U.S. Secretary of Labor Marty Walsh, touring MSU Denver’s industry-oriented advanced manufacturing labs with state leaders on Wednesday, announced that the federal government will invest $113 million to expand on-the-job learning nationwide as part of college studies.
“Colorado is leading the way,” Walsh said, nodding to Polis and praising MSU Denver president Janine Davidson and Colorado higher education director Angie Paccione for their leadership.
Higher education and workforce training in many ways “are the same,” Walsh said in an interview, touting strategic workforce partnerships schools form with companies. “You have community colleges all across America that have the network and the ability to educate people and partner with businesses to create better career pathways,” he said.
Federal grants to states for expanding for apprenticeships, including an array of what used to be called internships and other opportunities, can be applied in any sector certified by the labor department, Walsh said.
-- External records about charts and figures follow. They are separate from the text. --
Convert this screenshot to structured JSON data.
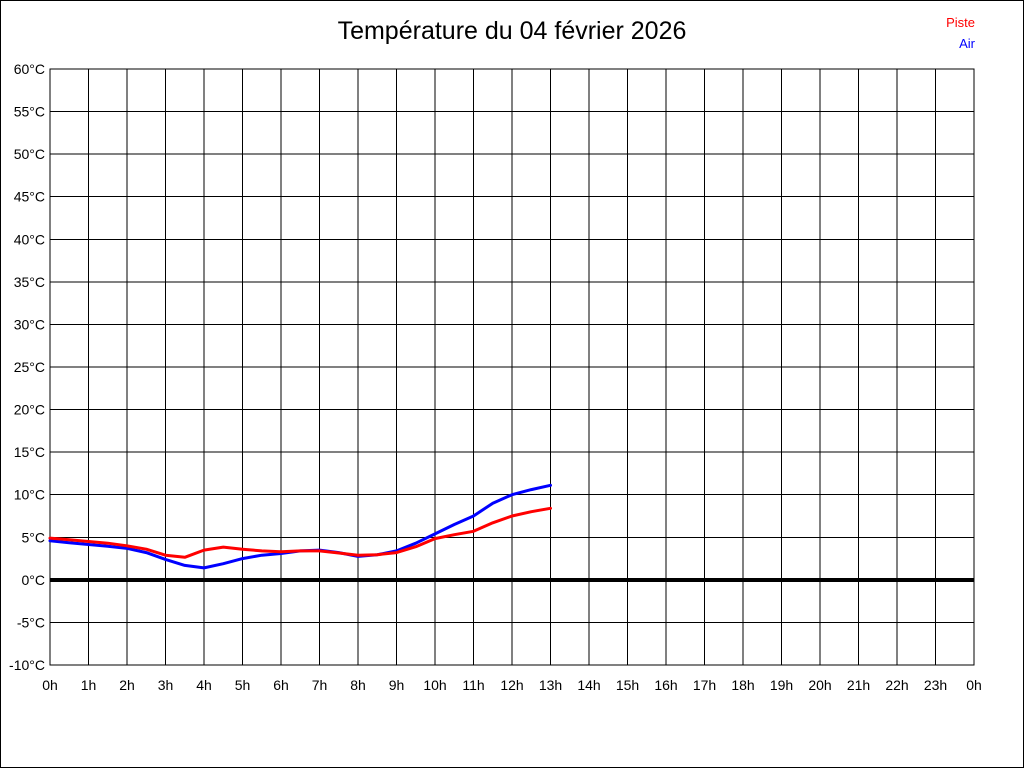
{
  "title": "Température du 04 février 2026",
  "legend": {
    "position": "top-right",
    "items": [
      {
        "label": "Piste",
        "color": "#ff0000"
      },
      {
        "label": "Air",
        "color": "#0000ff"
      }
    ]
  },
  "chart_data": {
    "type": "line",
    "title": "Température du 04 février 2026",
    "xlabel": "",
    "ylabel": "",
    "xlim": [
      0,
      24
    ],
    "ylim": [
      -10,
      60
    ],
    "grid": true,
    "grid_color": "#000000",
    "zero_line_y": 0,
    "legend_position": "top-right",
    "yticks": [
      {
        "value": 60,
        "label": "60°C"
      },
      {
        "value": 55,
        "label": "55°C"
      },
      {
        "value": 50,
        "label": "50°C"
      },
      {
        "value": 45,
        "label": "45°C"
      },
      {
        "value": 40,
        "label": "40°C"
      },
      {
        "value": 35,
        "label": "35°C"
      },
      {
        "value": 30,
        "label": "30°C"
      },
      {
        "value": 25,
        "label": "25°C"
      },
      {
        "value": 20,
        "label": "20°C"
      },
      {
        "value": 15,
        "label": "15°C"
      },
      {
        "value": 10,
        "label": "10°C"
      },
      {
        "value": 5,
        "label": "5°C"
      },
      {
        "value": 0,
        "label": "0°C"
      },
      {
        "value": -5,
        "label": "-5°C"
      },
      {
        "value": -10,
        "label": "-10°C"
      }
    ],
    "xticks": [
      {
        "value": 0,
        "label": "0h"
      },
      {
        "value": 1,
        "label": "1h"
      },
      {
        "value": 2,
        "label": "2h"
      },
      {
        "value": 3,
        "label": "3h"
      },
      {
        "value": 4,
        "label": "4h"
      },
      {
        "value": 5,
        "label": "5h"
      },
      {
        "value": 6,
        "label": "6h"
      },
      {
        "value": 7,
        "label": "7h"
      },
      {
        "value": 8,
        "label": "8h"
      },
      {
        "value": 9,
        "label": "9h"
      },
      {
        "value": 10,
        "label": "10h"
      },
      {
        "value": 11,
        "label": "11h"
      },
      {
        "value": 12,
        "label": "12h"
      },
      {
        "value": 13,
        "label": "13h"
      },
      {
        "value": 14,
        "label": "14h"
      },
      {
        "value": 15,
        "label": "15h"
      },
      {
        "value": 16,
        "label": "16h"
      },
      {
        "value": 17,
        "label": "17h"
      },
      {
        "value": 18,
        "label": "18h"
      },
      {
        "value": 19,
        "label": "19h"
      },
      {
        "value": 20,
        "label": "20h"
      },
      {
        "value": 21,
        "label": "21h"
      },
      {
        "value": 22,
        "label": "22h"
      },
      {
        "value": 23,
        "label": "23h"
      },
      {
        "value": 24,
        "label": "0h"
      }
    ],
    "x": [
      0,
      0.5,
      1,
      1.5,
      2,
      2.5,
      3,
      3.5,
      4,
      4.5,
      5,
      5.5,
      6,
      6.5,
      7,
      7.5,
      8,
      8.5,
      9,
      9.5,
      10,
      10.5,
      11,
      11.5,
      12,
      12.5,
      13
    ],
    "series": [
      {
        "name": "Piste",
        "color": "#ff0000",
        "values": [
          4.9,
          4.7,
          4.5,
          4.3,
          4.0,
          3.6,
          2.9,
          2.65,
          3.5,
          3.85,
          3.6,
          3.4,
          3.3,
          3.4,
          3.4,
          3.15,
          2.9,
          2.95,
          3.2,
          3.9,
          4.85,
          5.3,
          5.7,
          6.7,
          7.5,
          8.0,
          8.4
        ]
      },
      {
        "name": "Air",
        "color": "#0000ff",
        "values": [
          4.6,
          4.35,
          4.15,
          3.95,
          3.7,
          3.2,
          2.4,
          1.7,
          1.4,
          1.9,
          2.5,
          2.9,
          3.1,
          3.4,
          3.5,
          3.2,
          2.75,
          2.95,
          3.4,
          4.3,
          5.4,
          6.5,
          7.5,
          9.0,
          10.0,
          10.6,
          11.1
        ]
      }
    ]
  }
}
For companies, apprentices from colleges can bring benefits at a time when many managers lament they cannot attract enough workers. MSU Denver senior Steven Finch, 26, during his three-year apprenticeship with Ball Aerospace in Westminster, spotted a cost-cutting opportunity in production of an aircraft component. Rubber material that held antennas was dirty, poorly-sized, and cost $100 too much per unit, Finch found. He proposed a supply chain fix and, receiving course credit for his efforts, worked in a school industrial lab building a better rubber product that could save Ball more than $1 million a year.
It helped Finch secure a job with Ball for after he graduates in May.
During a discussion with a half dozen student apprentices, Gov. Polis asked them to “think about your former high school peers. Why didn’t more of them take this route?”
Some said peers assumed college would be unaffordable. And others reckoned peers weren’t aware of how on-the-job opportunities could put them on pathways that lead directly from college to careers.
“Workforce training is a big part of what higher education does,” Polis said in an interview. “There’s also a value to an interdisciplinary approach and critical thinking and other skills that are very much part of the fabric of higher education,” he said.
“There are going to be people who study art and there are going to be accountants. It’s really up to kids what they want to do. Some of that’s about how much they want to earn and the lifestyle they want to live. I mean, you may be able to earn more as an accountant than as an art historian.”
Sen. John Hickenlooper wanted to know what courses apprentices had taken that were unrelated to their emerging career paths. Some said elective classes — including English, sign language and abnormal psychology – proved unexpectedly useful during their apprenticeships.
Recalling his days majoring in geology at the private, liberal arts Wesleyan University, Hickenlooper mused after the discussion that “there were courses better than electronic music that I could have taken.”
Sen. Michael Bennet raised concerns he said he hears often “that what students learn in school isn’t going to help them pay back loans.” A majority of students at MSU Denver work to help finance their studies, in addition to the apprenticeships they pursue to gain on-the-job experience for credit toward their degrees.
Students told Bennet financial help from schools had made their higher ed affordable. But senior Keith Alex added that working students often make a difficult calculus allocating time for their coursework: “Can I sustain good grades?” Alex said. Financial aid eases burdens, he said, “and once that burden is off of you your grades are going to go great.”
For Alex, an apprenticeship with Denver Health allowed him to explore opportunities in health care — “really helpful to guide me to what I want to do.”
Bennet concluded, as leaders were leaving the MSU Denver campus, that “how well you’re going to do in schools, the grades you’re going to get, is directly related to the pressure you feel about the financing.”
And he wrestled with choices hard-pressed students must make. “My personal advice as a father is that you should study what you’re passionate about,” he said.
“Not every person has to go into advanced manufacturing. Some people are going to be philosophers. But we need to make sure people understand what the math looks like when they are going into college and what the math looks like when they’re coming out.”